Beep, beep! Beep, beep!
It was very unusual for Jed to be awake before his alarm went off, however today was a special day. Today was his first day of secondary school. His uniform was hung neatly ironed on a hanger on the back of his door and his school bag had been ready for three days at the bottom of the stairs. He was sitting nervously eating his breakfast, wondering what the day would have in store. However, before Jed could leave for school, he had to deal with the biggest thing in his life, his medication. Jed suffers from Cystic Fibrosis and it means a lot of time with treatment, and now he was starting secondary school, Jed’s mum Ruth decided he should take over the responsibility of his medication and treatment.
It was time for him to leave for school, he was meeting his best friend from Primary school, Louise. Jed and Louise had been friends since reception class and she knew everything about Jed and vice versa. She knew the one thing that Jed wanted to keep quiet and that was the fact he had Cystic Fibrosis, this hadn’t been a problem in primary school, everyone knew and it wasn’t a problem, Jed took tablets with his lunch and no one batted an eyelid, but Jed had a feeling that the same couldn’t be said for secondary school. As they neared the school, they both had butterflies in their stomachs, what would the teachers be like. In primary school, they had never had any male teachers so that was going to be a big change and one of the many things they would have to get used to.
They had finally arrived at school and it was much bigger than the primary school they had come from. However they were relishing the new challenge that was facing them. They were hurriedly ushered I to the hall and sat in the forms, luckily for Jed and Louise they were in the same form. They sat in the hall and Jed sat next to a boy called Aiden. Aiden wasn’t from Manchester, he had just moved up from London, his dad had to move for work. He seemed friendly enough and he and Jed chatted, Louise was chatting to a girl who had just sat next to her. Just as Jed and Aiden were chatting loudly, a hush descended over the pupils as the headmaster took to the stage. The headmaster’s speech seemed to go on forever, he was going on about, what the school expects from them and what they can expect  from the school.
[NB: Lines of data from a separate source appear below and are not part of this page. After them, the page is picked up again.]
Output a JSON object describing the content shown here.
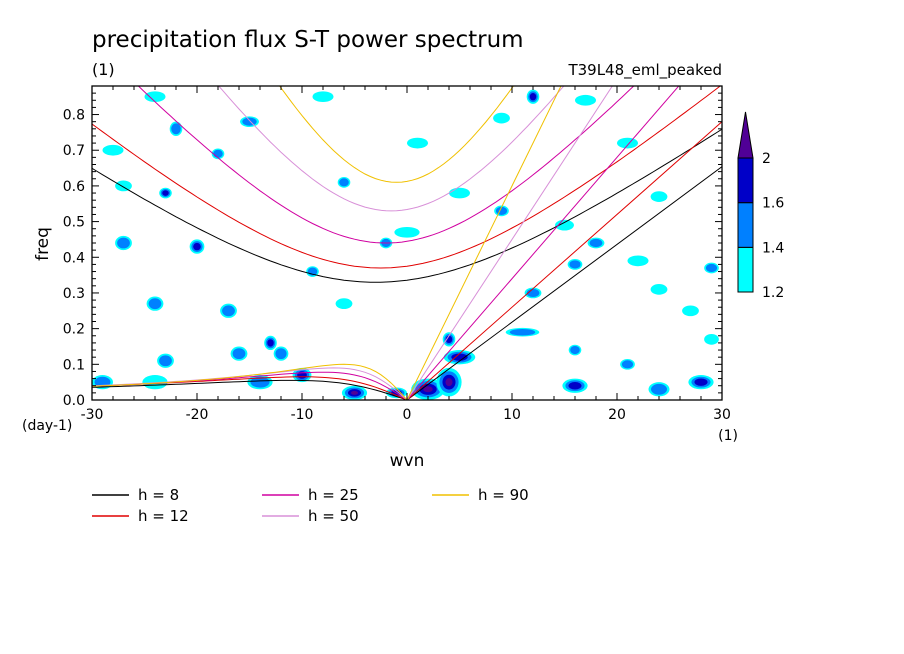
{
  "chart_data": {
    "type": "contour",
    "title": "precipitation flux S-T power spectrum",
    "title_units": "(1)",
    "experiment": "T39L48_eml_peaked",
    "xlabel": "wvn",
    "ylabel": "freq",
    "x_units": "(1)",
    "y_units": "(day-1)",
    "xlim": [
      -30,
      30
    ],
    "ylim": [
      0,
      0.88
    ],
    "x_ticks": [
      {
        "value": -30,
        "label": "-30"
      },
      {
        "value": -20,
        "label": "-20"
      },
      {
        "value": -10,
        "label": "-10"
      },
      {
        "value": 0,
        "label": "0"
      },
      {
        "value": 10,
        "label": "10"
      },
      {
        "value": 20,
        "label": "20"
      },
      {
        "value": 30,
        "label": "30"
      }
    ],
    "y_ticks": [
      {
        "value": 0,
        "label": "0.0"
      },
      {
        "value": 0.1,
        "label": "0.1"
      },
      {
        "value": 0.2,
        "label": "0.2"
      },
      {
        "value": 0.3,
        "label": "0.3"
      },
      {
        "value": 0.4,
        "label": "0.4"
      },
      {
        "value": 0.5,
        "label": "0.5"
      },
      {
        "value": 0.6,
        "label": "0.6"
      },
      {
        "value": 0.7,
        "label": "0.7"
      },
      {
        "value": 0.8,
        "label": "0.8"
      }
    ],
    "colorbar": {
      "levels": [
        {
          "value": 1.2,
          "label": "1.2",
          "color": "#00ffff"
        },
        {
          "value": 1.4,
          "label": "1.4",
          "color": "#0080ff"
        },
        {
          "value": 1.6,
          "label": "1.6",
          "color": "#0000c8"
        },
        {
          "value": 2,
          "label": "2",
          "color": "#500096"
        }
      ]
    },
    "dispersion_curves": [
      {
        "name": "h = 8",
        "h": 8,
        "color": "#000000",
        "kelvin_slope": 0.0218,
        "er_peak": 0.055,
        "er_peak_k": -11,
        "ig_min": 0.33,
        "ig_min_k": -3
      },
      {
        "name": "h = 12",
        "h": 12,
        "color": "#e00000",
        "kelvin_slope": 0.026,
        "er_peak": 0.065,
        "er_peak_k": -10,
        "ig_min": 0.37,
        "ig_min_k": -2.5
      },
      {
        "name": "h = 25",
        "h": 25,
        "color": "#d000a0",
        "kelvin_slope": 0.034,
        "er_peak": 0.078,
        "er_peak_k": -8,
        "ig_min": 0.44,
        "ig_min_k": -2
      },
      {
        "name": "h = 50",
        "h": 50,
        "color": "#d890d8",
        "kelvin_slope": 0.045,
        "er_peak": 0.09,
        "er_peak_k": -7,
        "ig_min": 0.53,
        "ig_min_k": -1.5
      },
      {
        "name": "h = 90",
        "h": 90,
        "color": "#f0c000",
        "kelvin_slope": 0.06,
        "er_peak": 0.1,
        "er_peak_k": -6,
        "ig_min": 0.61,
        "ig_min_k": -1
      }
    ],
    "blobs": [
      {
        "k": -5,
        "f": 0.02,
        "level": 3,
        "rx": 1.2,
        "ry": 0.02
      },
      {
        "k": -1,
        "f": 0.02,
        "level": 2,
        "rx": 1.0,
        "ry": 0.015
      },
      {
        "k": 2,
        "f": 0.03,
        "level": 3,
        "rx": 1.6,
        "ry": 0.03
      },
      {
        "k": 4,
        "f": 0.05,
        "level": 3,
        "rx": 1.2,
        "ry": 0.04
      },
      {
        "k": 5,
        "f": 0.12,
        "level": 2,
        "rx": 1.5,
        "ry": 0.02
      },
      {
        "k": 4,
        "f": 0.17,
        "level": 2,
        "rx": 0.6,
        "ry": 0.02
      },
      {
        "k": 11,
        "f": 0.19,
        "level": 1,
        "rx": 1.6,
        "ry": 0.012
      },
      {
        "k": -29,
        "f": 0.05,
        "level": 1,
        "rx": 1.0,
        "ry": 0.02
      },
      {
        "k": -24,
        "f": 0.05,
        "level": 0,
        "rx": 1.2,
        "ry": 0.02
      },
      {
        "k": -16,
        "f": 0.13,
        "level": 1,
        "rx": 0.8,
        "ry": 0.02
      },
      {
        "k": -13,
        "f": 0.16,
        "level": 2,
        "rx": 0.6,
        "ry": 0.02
      },
      {
        "k": -23,
        "f": 0.11,
        "level": 1,
        "rx": 0.8,
        "ry": 0.02
      },
      {
        "k": -17,
        "f": 0.25,
        "level": 1,
        "rx": 0.8,
        "ry": 0.02
      },
      {
        "k": -24,
        "f": 0.27,
        "level": 1,
        "rx": 0.8,
        "ry": 0.02
      },
      {
        "k": -20,
        "f": 0.43,
        "level": 2,
        "rx": 0.7,
        "ry": 0.02
      },
      {
        "k": -27,
        "f": 0.44,
        "level": 1,
        "rx": 0.8,
        "ry": 0.02
      },
      {
        "k": -23,
        "f": 0.58,
        "level": 2,
        "rx": 0.6,
        "ry": 0.015
      },
      {
        "k": -24,
        "f": 0.85,
        "level": 0,
        "rx": 1.0,
        "ry": 0.015
      },
      {
        "k": -22,
        "f": 0.76,
        "level": 1,
        "rx": 0.6,
        "ry": 0.02
      },
      {
        "k": -15,
        "f": 0.78,
        "level": 1,
        "rx": 0.9,
        "ry": 0.015
      },
      {
        "k": -18,
        "f": 0.69,
        "level": 1,
        "rx": 0.6,
        "ry": 0.015
      },
      {
        "k": -28,
        "f": 0.7,
        "level": 0,
        "rx": 1.0,
        "ry": 0.015
      },
      {
        "k": -12,
        "f": 0.13,
        "level": 1,
        "rx": 0.7,
        "ry": 0.02
      },
      {
        "k": -2,
        "f": 0.44,
        "level": 1,
        "rx": 0.6,
        "ry": 0.015
      },
      {
        "k": 0,
        "f": 0.47,
        "level": 0,
        "rx": 1.2,
        "ry": 0.015
      },
      {
        "k": -6,
        "f": 0.61,
        "level": 1,
        "rx": 0.6,
        "ry": 0.015
      },
      {
        "k": 5,
        "f": 0.58,
        "level": 0,
        "rx": 1.0,
        "ry": 0.015
      },
      {
        "k": 9,
        "f": 0.53,
        "level": 1,
        "rx": 0.7,
        "ry": 0.015
      },
      {
        "k": 12,
        "f": 0.85,
        "level": 2,
        "rx": 0.6,
        "ry": 0.02
      },
      {
        "k": 17,
        "f": 0.84,
        "level": 0,
        "rx": 1.0,
        "ry": 0.015
      },
      {
        "k": 21,
        "f": 0.72,
        "level": 0,
        "rx": 1.0,
        "ry": 0.015
      },
      {
        "k": 15,
        "f": 0.49,
        "level": 0,
        "rx": 0.9,
        "ry": 0.015
      },
      {
        "k": 18,
        "f": 0.44,
        "level": 1,
        "rx": 0.8,
        "ry": 0.015
      },
      {
        "k": 22,
        "f": 0.39,
        "level": 0,
        "rx": 1.0,
        "ry": 0.015
      },
      {
        "k": 16,
        "f": 0.38,
        "level": 1,
        "rx": 0.7,
        "ry": 0.015
      },
      {
        "k": 29,
        "f": 0.37,
        "level": 1,
        "rx": 0.7,
        "ry": 0.015
      },
      {
        "k": 24,
        "f": 0.31,
        "level": 0,
        "rx": 0.8,
        "ry": 0.015
      },
      {
        "k": 12,
        "f": 0.3,
        "level": 1,
        "rx": 0.8,
        "ry": 0.015
      },
      {
        "k": 27,
        "f": 0.25,
        "level": 0,
        "rx": 0.8,
        "ry": 0.015
      },
      {
        "k": 16,
        "f": 0.14,
        "level": 1,
        "rx": 0.6,
        "ry": 0.015
      },
      {
        "k": 21,
        "f": 0.1,
        "level": 1,
        "rx": 0.7,
        "ry": 0.015
      },
      {
        "k": 16,
        "f": 0.04,
        "level": 2,
        "rx": 1.2,
        "ry": 0.02
      },
      {
        "k": 24,
        "f": 0.03,
        "level": 1,
        "rx": 1.0,
        "ry": 0.02
      },
      {
        "k": 28,
        "f": 0.05,
        "level": 2,
        "rx": 1.2,
        "ry": 0.02
      },
      {
        "k": 29,
        "f": 0.17,
        "level": 0,
        "rx": 0.7,
        "ry": 0.015
      },
      {
        "k": -27,
        "f": 0.6,
        "level": 0,
        "rx": 0.8,
        "ry": 0.015
      },
      {
        "k": -10,
        "f": 0.07,
        "level": 2,
        "rx": 0.9,
        "ry": 0.02
      },
      {
        "k": -14,
        "f": 0.05,
        "level": 1,
        "rx": 1.2,
        "ry": 0.02
      },
      {
        "k": -6,
        "f": 0.27,
        "level": 0,
        "rx": 0.8,
        "ry": 0.015
      },
      {
        "k": -9,
        "f": 0.36,
        "level": 1,
        "rx": 0.6,
        "ry": 0.015
      },
      {
        "k": 1,
        "f": 0.72,
        "level": 0,
        "rx": 1.0,
        "ry": 0.015
      },
      {
        "k": 9,
        "f": 0.79,
        "level": 0,
        "rx": 0.8,
        "ry": 0.015
      },
      {
        "k": -8,
        "f": 0.85,
        "level": 0,
        "rx": 1.0,
        "ry": 0.015
      },
      {
        "k": 24,
        "f": 0.57,
        "level": 0,
        "rx": 0.8,
        "ry": 0.015
      }
    ]
  }
}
After what seemed like an age, the headmaster finished and the pupils left the hall and went to their form rooms. Jed and Aiden sat together in the form room, and spent the rest of the day getting to know each other. Aiden was much more open than Jed about his life in London, and the fact his mother had left them when he was just 5 and he hadn’t seen her since. Jed on the other hand was keeping rather quiet about the biggest thing in his life, his Cystic Fibrosis, he didn’t want to frighten Aiden off. As the day went on Jed and Aiden got on like a house on fire. The day came to an end, Jed met Louise and they started walking home. They chatted about their different days, Jed wouldn’t shut up about Aiden, he hoped Aiden was saying the same about Jed. He had never had a male best friend before, this was a good feeling for Jed and he couldn’t wait school tomorrow.

Blogging beginnings

I am going to use this blog to share my experiences and also I am writing a story in sections, so will post each chapter as I write it. I love food, sport, my job. I have Cystic Fibrosis and don’t let it get to me!
Please bear  with me as I get started!!